Can PYC Therapeutics’ RNA Drug Revolutionize Phelan-McDermid Syndrome Treatment?
PYC Therapeutics has announced promising pre-clinical results for its RNA-based drug candidate PYC-002, targeting the genetic root of Phelan-McDermid Syndrome, with clinical trials expected to begin in 2026.
- PYC-002 restores SHANK3 gene expression in patient-derived neurons
- Demonstrated functional neuronal improvements in vitro and in vivo
- Effective gene modulation in key brain regions of animal models
- Intrathecal delivery designed to bypass the blood-brain barrier
- Clinical trials anticipated to commence within 12 months
Addressing a Critical Unmet Need
PYC Therapeutics, a clinical-stage biotechnology company specialising in RNA therapeutics, has made significant strides in developing a treatment for Phelan-McDermid Syndrome (PMS), a rare and severe neurodevelopmental disorder affecting approximately 1 in 10,000 children worldwide. Currently, no approved therapies exist for PMS, which is caused by insufficient expression of the SHANK3 gene, crucial for normal brain function.
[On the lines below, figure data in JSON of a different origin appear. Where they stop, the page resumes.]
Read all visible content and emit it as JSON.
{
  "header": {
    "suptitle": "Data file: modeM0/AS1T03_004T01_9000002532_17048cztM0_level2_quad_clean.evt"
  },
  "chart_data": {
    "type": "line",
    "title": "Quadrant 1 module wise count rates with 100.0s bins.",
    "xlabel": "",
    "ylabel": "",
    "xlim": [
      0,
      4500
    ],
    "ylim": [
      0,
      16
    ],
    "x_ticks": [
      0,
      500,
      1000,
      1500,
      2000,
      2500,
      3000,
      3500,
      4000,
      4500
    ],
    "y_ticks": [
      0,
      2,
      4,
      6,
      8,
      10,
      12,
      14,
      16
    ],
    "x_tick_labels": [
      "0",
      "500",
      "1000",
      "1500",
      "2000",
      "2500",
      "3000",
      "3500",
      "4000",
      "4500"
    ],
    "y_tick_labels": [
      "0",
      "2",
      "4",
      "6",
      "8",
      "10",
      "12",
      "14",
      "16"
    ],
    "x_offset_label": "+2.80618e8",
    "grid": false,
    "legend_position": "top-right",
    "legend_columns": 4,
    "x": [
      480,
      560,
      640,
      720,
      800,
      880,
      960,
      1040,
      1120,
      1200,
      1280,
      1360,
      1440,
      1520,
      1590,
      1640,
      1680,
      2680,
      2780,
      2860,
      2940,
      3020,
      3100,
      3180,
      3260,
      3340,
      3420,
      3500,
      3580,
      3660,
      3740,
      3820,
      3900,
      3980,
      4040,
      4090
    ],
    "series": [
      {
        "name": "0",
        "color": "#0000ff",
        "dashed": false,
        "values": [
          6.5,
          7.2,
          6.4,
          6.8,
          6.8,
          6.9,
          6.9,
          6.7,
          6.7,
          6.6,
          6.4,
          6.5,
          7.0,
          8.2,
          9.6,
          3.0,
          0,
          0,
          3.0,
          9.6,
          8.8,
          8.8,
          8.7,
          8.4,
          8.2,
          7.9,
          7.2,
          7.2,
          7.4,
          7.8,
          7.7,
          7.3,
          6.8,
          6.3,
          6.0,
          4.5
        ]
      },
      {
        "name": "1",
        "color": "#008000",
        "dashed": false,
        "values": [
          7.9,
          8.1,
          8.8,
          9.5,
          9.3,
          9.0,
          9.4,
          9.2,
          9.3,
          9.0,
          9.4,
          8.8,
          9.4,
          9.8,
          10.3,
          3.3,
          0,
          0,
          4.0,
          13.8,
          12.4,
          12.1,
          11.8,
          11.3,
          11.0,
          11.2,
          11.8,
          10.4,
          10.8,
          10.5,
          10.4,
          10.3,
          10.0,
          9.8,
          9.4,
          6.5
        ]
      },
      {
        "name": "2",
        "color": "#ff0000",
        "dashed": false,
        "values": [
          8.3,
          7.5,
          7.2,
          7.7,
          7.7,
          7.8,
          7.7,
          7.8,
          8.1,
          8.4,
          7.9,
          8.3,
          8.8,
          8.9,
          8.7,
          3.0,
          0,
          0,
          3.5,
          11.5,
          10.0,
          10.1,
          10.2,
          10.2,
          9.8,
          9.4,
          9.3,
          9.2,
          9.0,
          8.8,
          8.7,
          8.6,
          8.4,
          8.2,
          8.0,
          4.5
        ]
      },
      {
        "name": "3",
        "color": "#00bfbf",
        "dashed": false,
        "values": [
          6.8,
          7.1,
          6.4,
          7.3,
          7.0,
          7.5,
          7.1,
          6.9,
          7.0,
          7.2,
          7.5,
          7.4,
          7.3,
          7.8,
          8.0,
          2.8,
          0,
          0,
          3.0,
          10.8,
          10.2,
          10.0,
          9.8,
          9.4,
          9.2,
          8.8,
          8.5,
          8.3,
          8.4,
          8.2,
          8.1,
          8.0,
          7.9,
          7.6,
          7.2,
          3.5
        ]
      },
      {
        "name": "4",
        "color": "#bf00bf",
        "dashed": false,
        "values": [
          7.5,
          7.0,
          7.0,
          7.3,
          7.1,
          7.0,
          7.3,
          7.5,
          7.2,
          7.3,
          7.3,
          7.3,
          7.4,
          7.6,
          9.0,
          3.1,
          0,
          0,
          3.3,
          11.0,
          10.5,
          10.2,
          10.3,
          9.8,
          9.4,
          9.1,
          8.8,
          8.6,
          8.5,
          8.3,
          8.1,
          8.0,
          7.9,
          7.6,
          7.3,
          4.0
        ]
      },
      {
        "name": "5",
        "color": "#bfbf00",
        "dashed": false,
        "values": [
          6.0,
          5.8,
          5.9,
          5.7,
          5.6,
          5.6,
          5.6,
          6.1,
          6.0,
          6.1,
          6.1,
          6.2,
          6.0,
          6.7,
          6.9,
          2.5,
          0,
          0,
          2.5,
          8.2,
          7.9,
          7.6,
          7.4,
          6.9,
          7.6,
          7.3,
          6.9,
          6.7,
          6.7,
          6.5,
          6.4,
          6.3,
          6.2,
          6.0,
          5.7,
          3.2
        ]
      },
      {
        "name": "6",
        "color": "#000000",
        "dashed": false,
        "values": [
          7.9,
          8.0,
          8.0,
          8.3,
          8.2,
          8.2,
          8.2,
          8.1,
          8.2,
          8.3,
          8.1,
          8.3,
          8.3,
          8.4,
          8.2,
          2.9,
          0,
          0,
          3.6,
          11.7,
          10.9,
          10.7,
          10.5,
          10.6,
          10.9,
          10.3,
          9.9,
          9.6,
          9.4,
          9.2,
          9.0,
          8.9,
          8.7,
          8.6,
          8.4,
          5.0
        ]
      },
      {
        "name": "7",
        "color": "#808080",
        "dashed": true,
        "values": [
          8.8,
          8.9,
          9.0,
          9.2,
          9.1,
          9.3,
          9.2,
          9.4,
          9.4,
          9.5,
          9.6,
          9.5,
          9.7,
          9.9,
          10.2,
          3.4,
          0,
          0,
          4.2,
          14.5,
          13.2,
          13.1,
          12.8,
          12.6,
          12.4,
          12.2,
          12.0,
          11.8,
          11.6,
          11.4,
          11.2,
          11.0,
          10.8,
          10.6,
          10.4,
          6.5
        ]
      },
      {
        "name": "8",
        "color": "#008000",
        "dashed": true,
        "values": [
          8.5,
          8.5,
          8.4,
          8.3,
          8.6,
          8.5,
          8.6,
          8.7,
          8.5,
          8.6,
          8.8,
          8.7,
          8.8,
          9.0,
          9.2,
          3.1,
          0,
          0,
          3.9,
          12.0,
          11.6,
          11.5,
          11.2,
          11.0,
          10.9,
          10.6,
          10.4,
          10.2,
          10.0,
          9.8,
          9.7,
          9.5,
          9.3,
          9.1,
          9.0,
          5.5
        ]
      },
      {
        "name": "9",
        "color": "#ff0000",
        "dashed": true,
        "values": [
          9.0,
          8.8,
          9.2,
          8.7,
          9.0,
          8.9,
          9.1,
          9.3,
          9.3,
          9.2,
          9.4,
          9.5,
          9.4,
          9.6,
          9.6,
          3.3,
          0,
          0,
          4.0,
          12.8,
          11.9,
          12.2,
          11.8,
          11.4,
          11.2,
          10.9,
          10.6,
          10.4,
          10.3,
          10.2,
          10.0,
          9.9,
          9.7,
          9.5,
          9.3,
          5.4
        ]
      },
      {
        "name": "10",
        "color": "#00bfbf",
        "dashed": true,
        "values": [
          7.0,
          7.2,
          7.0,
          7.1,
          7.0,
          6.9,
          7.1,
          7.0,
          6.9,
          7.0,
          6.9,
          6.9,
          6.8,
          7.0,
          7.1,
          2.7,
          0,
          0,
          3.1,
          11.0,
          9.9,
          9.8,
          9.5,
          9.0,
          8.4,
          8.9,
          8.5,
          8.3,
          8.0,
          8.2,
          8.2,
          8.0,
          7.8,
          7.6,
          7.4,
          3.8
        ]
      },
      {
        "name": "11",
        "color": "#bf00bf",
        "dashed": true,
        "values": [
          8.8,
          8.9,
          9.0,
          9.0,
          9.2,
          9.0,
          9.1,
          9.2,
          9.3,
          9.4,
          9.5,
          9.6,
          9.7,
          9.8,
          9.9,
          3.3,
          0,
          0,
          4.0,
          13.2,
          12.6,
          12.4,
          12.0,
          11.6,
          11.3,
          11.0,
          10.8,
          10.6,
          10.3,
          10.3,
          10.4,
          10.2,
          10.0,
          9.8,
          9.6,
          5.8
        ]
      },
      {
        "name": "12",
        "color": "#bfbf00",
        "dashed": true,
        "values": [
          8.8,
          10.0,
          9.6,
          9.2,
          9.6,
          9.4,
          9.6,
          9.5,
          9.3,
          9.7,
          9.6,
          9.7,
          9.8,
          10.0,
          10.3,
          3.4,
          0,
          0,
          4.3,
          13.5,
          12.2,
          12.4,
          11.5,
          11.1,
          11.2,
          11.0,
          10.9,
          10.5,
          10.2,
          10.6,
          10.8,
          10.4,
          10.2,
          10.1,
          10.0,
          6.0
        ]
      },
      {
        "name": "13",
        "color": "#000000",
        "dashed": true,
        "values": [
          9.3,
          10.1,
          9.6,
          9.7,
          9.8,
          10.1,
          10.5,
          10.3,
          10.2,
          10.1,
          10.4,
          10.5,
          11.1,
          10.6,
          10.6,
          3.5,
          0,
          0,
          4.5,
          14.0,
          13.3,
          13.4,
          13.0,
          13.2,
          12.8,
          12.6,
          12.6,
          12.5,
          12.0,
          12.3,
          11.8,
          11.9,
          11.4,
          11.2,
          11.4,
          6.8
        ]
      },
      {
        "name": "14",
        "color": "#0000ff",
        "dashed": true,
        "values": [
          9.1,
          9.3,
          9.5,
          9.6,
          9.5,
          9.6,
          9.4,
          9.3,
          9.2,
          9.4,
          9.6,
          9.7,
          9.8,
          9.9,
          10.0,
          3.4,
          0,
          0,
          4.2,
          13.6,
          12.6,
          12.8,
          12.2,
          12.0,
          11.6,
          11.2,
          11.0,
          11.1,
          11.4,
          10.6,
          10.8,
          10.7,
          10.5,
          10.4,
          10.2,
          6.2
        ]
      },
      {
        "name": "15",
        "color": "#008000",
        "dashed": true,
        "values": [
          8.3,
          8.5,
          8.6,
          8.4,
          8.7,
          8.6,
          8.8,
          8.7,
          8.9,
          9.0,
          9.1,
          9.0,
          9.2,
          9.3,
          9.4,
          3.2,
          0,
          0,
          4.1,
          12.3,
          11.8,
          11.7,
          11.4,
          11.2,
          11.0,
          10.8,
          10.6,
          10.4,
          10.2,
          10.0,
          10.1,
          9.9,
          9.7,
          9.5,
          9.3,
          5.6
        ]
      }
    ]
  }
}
The company’s drug candidate, PYC-002, employs a precision medicine approach to increase SHANK3 protein levels in neurons by enhancing expression from the unaffected gene copy. This strategy targets the underlying genetic cause rather than just symptoms, offering hope for a disease-modifying therapy.
Compelling Pre-Clinical Evidence
Data presented at the recent PMS Global Congress in Barcelona showcased PYC-002’s ability to restore SHANK3 protein expression in neurons derived from PMS patients to levels comparable with unaffected individuals. Beyond gene expression, PYC-002 improved neuronal connectivity and communication, key factors underlying the neurodevelopmental deficits characteristic of PMS.
In vivo studies in Sprague Dawley rats demonstrated that a single intrathecal dose of PYC-002 effectively increased SHANK3 protein levels in critical brain regions implicated in PMS, including the hippocampus, prefrontal cortex, striatum, and cerebellum. Importantly, these effects were achieved at doses well below toxicity thresholds, supporting a favourable safety profile.
Innovative Delivery and Development Pathway
PYC-002 is administered via lumbar puncture, allowing it to bypass the blood-brain barrier and directly target neurons in the central nervous system. This delivery method minimises systemic exposure and potential side effects, a significant advantage in treating neurological conditions.
The company plans to leverage an established clinical development pathway for antisense oligonucleotide therapies, which have shown translational success from animal models to human trials. PYC Therapeutics expects to initiate human clinical trials for PYC-002 in 2026, marking its fourth first-in-class drug candidate to reach this stage.
Looking Ahead
While these findings represent a major advance, the transition from pre-clinical to clinical stages will be closely watched by investors and the medical community. The ability of PYC-002 to deliver meaningful clinical benefits, its dosing regimen, and long-term safety remain to be established in human studies.
Bottom Line?
PYC Therapeutics is poised to transform PMS treatment, but clinical validation will be the true test of PYC-002’s promise.
Questions in the middle?
- How will PYC-002’s efficacy translate in human clinical trials?
- What will be the optimal dosing frequency and long-term safety profile?
- Can PYC-002’s RNA therapeutic platform be extended to other genetic neurological disorders?